Risk stratification of cardiac autonomic neuropathy based on multi-lag Tone-Entropy.

机构信息

Department of Electrical and Electronic Engineering, The University of Melbourne, Parkville, Melbourne, VIC 3010, Australia.

出版信息

Med Biol Eng Comput. 2013 May;51(5):537-46. doi: 10.1007/s11517-012-1022-5. Epub 2013 Jan 24.

Abstract

Cardiac autonomic neuropathy (CAN) is an irreversible condition affecting the autonomic nervous system, which leads to abnormal functioning of the visceral organs and affects critical body functions such as blood pressure, heart rate and kidney filtration. This study presents multi-lag Tone-Entropy (T-E) analysis of heart rate variability (HRV) at multiple lags as a screening tool for CAN. A total of 41 ECG recordings were acquired from diabetic subjects with definite CAN (CAN+) and without CAN (CAN-) and analyzed. Tone and entropy values of each patient were calculated for different beat sequence lengths (len: 50-900) and lags (m: 1-8). The CAN- group was found to have a lower mean tone value compared to that of CAN+ group for all m and len, whereas the mean entropy value was higher in CAN- than that in CAN+ group. Leave-one-out (LOO) cross-validation tests using a quadratic discriminant (QD) classifier were applied to investigate the performance of multi-lag T-E features. We obtained 100 % accuracy for tone and entropy with len = 250 and m = {2, 3} settings, which is better than the performance of T-E technique based on lag m = 1. The results demonstrate the usefulness of multi-lag T-E analysis over single lag analysis in CAN diagnosis for risk stratification and highlight the change in autonomic nervous system modulation of the heart rate associated with cardiac autonomic neuropathy.

摘要

心脏自主神经病变 (CAN) 是一种影响自主神经系统的不可逆病症,导致内脏器官功能异常,并影响血压、心率和肾脏过滤等关键身体功能。

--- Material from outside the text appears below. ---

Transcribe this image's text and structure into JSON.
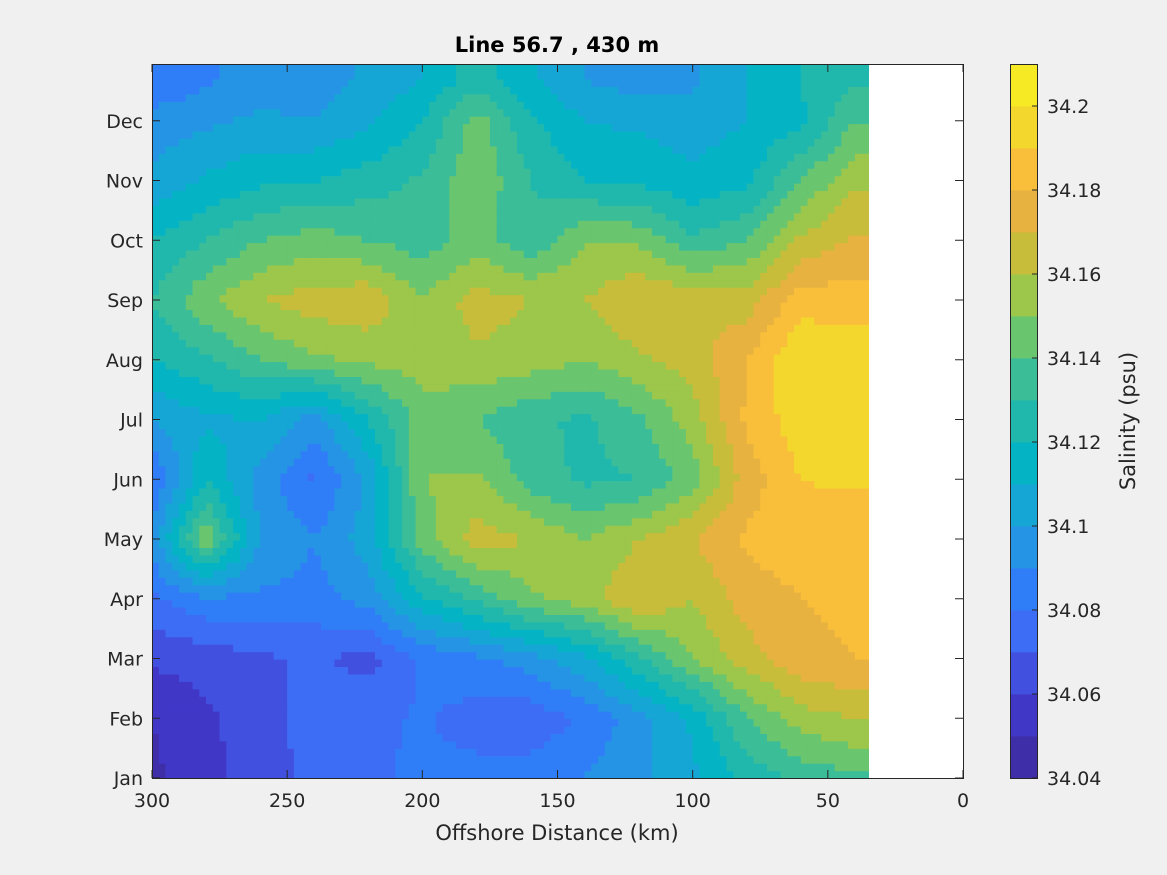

本研究提出了多时滞 Tone-Entropy(T-E)分析心率变异性(HRV)作为 CAN 的筛查工具。共采集了 41 份来自确诊为 CAN(CAN+)和无 CAN(CAN-)的糖尿病患者的心电图记录,并进行了分析。为不同的心跳序列长度(len:50-900)和时滞(m:1-8)计算了每位患者的 Tone 和熵值。CAN- 组的平均 Tone 值明显低于 CAN+ 组,而 CAN- 组的平均熵值高于 CAN+ 组。使用二次判别(QD)分类器进行的留一法(LOO)交叉验证测试,用于研究多时滞 T-E 特征的性能。我们在 len = 250 和 m = {2, 3} 设置下获得了 100%的 Tone 和熵准确率,优于基于 m = 1 的 T-E 技术的性能。结果表明,多时滞 T-E 分析在 CAN 诊断中的风险分层中比单时滞分析更有用,并强调了与心脏自主神经病变相关的心率自主神经系统调节变化。